Canada ranks 15th on both child poverty and working-age poverty indicators. The child poverty rate of 15.1 per cent is higher than it was in the mid-1990s. Canada’s rate of working-age poverty increased from 9.4 per cent in the mid-1990s to 11.1 per cent in the late 2000s. Compared to its peers, Canada had the third highest increase in the working-age poverty rate during this period. As a result, Canada’s grade for this indicator slipped from a “C” to a “D”.
Aside from these results, Canada gets solid grades in the 17-indicator analysis. For example, Canada ranks first in citizens’ acceptance of diversity. Canada also gets top marks on measures of:
- life satisfaction;
- elderly poverty rate;
- income gap between disabled and able-bodied workers; and
- Suicide rate.
Canada’s performance is the Society category is better than many of its peers, but it ranks below the Nordic countries, the Netherlands, and Austria – all of whom get ‘A’ grades.
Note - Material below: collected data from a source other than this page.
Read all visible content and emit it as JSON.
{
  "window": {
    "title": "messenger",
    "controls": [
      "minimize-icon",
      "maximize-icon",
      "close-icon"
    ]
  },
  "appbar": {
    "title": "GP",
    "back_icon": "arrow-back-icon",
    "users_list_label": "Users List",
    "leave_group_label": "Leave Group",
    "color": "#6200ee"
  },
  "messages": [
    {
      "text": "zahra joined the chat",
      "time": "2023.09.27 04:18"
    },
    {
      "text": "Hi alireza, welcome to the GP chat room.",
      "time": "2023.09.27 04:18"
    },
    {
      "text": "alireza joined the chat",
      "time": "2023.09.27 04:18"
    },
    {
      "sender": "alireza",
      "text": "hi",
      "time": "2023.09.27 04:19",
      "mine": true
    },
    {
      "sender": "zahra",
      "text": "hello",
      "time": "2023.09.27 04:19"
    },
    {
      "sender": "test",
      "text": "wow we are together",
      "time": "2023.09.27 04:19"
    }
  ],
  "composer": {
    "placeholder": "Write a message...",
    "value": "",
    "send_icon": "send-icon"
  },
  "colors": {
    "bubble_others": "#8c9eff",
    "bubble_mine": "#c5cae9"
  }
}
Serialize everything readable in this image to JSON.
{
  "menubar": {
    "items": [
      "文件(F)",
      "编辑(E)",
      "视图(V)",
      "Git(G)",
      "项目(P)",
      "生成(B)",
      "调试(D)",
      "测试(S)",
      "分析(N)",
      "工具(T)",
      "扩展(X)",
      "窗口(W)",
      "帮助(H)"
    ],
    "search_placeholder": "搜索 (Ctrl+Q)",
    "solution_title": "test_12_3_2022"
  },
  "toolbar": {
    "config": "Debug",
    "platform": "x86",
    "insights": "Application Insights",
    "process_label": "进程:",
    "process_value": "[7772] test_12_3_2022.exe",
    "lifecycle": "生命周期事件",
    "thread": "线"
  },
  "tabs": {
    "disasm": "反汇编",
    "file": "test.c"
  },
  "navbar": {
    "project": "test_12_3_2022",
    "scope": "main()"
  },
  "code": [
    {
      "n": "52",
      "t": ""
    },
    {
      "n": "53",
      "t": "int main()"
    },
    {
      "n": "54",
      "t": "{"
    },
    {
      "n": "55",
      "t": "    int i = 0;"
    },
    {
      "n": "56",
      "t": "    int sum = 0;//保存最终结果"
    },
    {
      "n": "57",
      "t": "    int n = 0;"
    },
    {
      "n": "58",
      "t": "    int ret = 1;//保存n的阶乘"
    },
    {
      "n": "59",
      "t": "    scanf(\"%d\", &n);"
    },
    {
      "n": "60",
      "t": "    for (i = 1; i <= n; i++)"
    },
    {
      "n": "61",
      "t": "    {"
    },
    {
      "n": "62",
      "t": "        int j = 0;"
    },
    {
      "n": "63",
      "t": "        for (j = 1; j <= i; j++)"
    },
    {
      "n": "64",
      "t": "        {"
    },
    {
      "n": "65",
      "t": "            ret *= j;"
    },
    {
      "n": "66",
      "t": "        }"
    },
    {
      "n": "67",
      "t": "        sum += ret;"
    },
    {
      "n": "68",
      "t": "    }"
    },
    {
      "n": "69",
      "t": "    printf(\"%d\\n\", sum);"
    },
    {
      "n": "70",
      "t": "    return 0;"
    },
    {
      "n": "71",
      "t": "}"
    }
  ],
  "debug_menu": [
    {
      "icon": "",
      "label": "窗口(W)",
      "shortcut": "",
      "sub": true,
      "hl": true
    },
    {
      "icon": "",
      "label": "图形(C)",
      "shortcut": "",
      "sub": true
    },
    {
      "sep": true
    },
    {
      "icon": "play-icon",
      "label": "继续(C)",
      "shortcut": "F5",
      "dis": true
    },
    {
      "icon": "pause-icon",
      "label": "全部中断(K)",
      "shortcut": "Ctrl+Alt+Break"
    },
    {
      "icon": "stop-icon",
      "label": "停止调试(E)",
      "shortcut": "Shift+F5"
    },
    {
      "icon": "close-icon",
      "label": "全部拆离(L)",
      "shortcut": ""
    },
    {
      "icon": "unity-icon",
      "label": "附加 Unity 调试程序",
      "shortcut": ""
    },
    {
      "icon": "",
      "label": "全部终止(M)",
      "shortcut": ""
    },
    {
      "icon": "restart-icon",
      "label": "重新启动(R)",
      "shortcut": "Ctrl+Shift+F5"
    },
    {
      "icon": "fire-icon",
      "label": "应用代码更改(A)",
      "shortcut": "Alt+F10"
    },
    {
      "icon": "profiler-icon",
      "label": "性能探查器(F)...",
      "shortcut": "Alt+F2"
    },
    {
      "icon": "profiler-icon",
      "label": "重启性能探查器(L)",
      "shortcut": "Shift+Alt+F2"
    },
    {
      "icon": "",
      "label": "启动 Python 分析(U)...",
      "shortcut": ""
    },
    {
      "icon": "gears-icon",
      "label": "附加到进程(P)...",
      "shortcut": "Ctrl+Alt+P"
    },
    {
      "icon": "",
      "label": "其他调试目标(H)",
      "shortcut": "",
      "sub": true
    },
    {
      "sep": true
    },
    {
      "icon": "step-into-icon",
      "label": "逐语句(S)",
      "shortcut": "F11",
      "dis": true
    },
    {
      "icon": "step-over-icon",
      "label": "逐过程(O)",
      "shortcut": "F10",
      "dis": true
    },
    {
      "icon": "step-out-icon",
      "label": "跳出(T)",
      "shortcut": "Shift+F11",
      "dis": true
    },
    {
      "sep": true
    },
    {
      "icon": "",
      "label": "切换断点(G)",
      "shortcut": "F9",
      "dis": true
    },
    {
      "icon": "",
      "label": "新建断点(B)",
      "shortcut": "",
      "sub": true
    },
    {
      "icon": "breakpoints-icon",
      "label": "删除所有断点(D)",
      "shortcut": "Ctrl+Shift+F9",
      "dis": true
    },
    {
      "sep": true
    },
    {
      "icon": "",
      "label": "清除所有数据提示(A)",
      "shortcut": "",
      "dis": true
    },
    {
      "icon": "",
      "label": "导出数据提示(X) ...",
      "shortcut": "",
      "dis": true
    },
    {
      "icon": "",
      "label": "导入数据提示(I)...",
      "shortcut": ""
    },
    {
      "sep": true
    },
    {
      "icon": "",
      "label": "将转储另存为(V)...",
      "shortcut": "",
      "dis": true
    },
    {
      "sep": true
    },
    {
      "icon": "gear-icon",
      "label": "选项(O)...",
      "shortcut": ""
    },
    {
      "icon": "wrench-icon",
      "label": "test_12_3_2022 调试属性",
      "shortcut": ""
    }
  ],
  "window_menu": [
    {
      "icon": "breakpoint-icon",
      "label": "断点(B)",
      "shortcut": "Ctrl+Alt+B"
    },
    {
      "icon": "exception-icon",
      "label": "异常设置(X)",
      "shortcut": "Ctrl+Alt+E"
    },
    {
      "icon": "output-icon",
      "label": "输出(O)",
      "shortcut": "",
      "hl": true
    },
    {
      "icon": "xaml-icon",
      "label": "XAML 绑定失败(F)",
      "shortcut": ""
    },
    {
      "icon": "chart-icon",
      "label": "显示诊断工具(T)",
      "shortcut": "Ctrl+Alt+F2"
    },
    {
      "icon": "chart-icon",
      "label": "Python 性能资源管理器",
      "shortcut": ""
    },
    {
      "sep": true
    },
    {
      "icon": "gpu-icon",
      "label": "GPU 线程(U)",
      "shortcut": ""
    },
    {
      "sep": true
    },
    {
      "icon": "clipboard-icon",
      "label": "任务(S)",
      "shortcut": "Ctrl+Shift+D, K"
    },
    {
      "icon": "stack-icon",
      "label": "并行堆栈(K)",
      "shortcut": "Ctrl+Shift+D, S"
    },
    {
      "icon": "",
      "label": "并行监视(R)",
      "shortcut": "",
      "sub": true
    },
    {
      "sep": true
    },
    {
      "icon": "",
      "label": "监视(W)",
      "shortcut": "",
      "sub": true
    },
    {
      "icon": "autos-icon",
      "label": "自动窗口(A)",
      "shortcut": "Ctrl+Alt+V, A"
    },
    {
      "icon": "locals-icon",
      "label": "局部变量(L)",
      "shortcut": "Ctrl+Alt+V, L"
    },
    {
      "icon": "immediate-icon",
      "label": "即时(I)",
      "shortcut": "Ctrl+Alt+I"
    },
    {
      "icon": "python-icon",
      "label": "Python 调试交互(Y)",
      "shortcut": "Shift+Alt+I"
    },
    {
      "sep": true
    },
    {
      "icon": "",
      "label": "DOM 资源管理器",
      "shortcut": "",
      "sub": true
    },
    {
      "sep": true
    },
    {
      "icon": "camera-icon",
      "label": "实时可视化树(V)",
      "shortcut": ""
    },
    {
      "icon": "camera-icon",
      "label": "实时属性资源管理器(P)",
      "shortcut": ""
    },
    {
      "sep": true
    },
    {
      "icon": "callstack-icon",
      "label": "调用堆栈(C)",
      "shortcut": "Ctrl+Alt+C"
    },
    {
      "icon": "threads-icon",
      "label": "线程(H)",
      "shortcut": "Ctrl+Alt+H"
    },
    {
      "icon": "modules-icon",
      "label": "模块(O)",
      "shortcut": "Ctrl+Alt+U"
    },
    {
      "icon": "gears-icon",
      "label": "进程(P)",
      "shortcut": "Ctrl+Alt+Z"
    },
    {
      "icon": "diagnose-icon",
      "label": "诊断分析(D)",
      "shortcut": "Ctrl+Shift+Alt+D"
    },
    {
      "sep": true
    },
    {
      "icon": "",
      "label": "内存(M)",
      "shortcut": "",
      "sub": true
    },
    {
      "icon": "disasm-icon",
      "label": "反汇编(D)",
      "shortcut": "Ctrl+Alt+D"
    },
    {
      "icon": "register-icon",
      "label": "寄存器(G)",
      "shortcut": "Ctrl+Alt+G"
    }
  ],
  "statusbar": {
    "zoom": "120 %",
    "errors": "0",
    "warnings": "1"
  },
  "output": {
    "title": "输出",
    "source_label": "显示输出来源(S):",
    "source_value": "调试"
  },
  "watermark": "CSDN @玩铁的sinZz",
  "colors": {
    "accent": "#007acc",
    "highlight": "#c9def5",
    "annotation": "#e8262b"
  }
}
The United States is by far the worst performer overall; moreover, the U.S. ranks last in six of the 17 indicators.
How Canada Performs is a multi-year research program at The Conference Board of Canada to help leaders identify relative strengths and weaknesses in Canada’s socio-economic performance. The How Canada Performs website presents data and analysis on Canada’s performance compared to 16 peer countries in six performance categories: Economy, Innovation, Environment, Education and Skills, Health, and Society.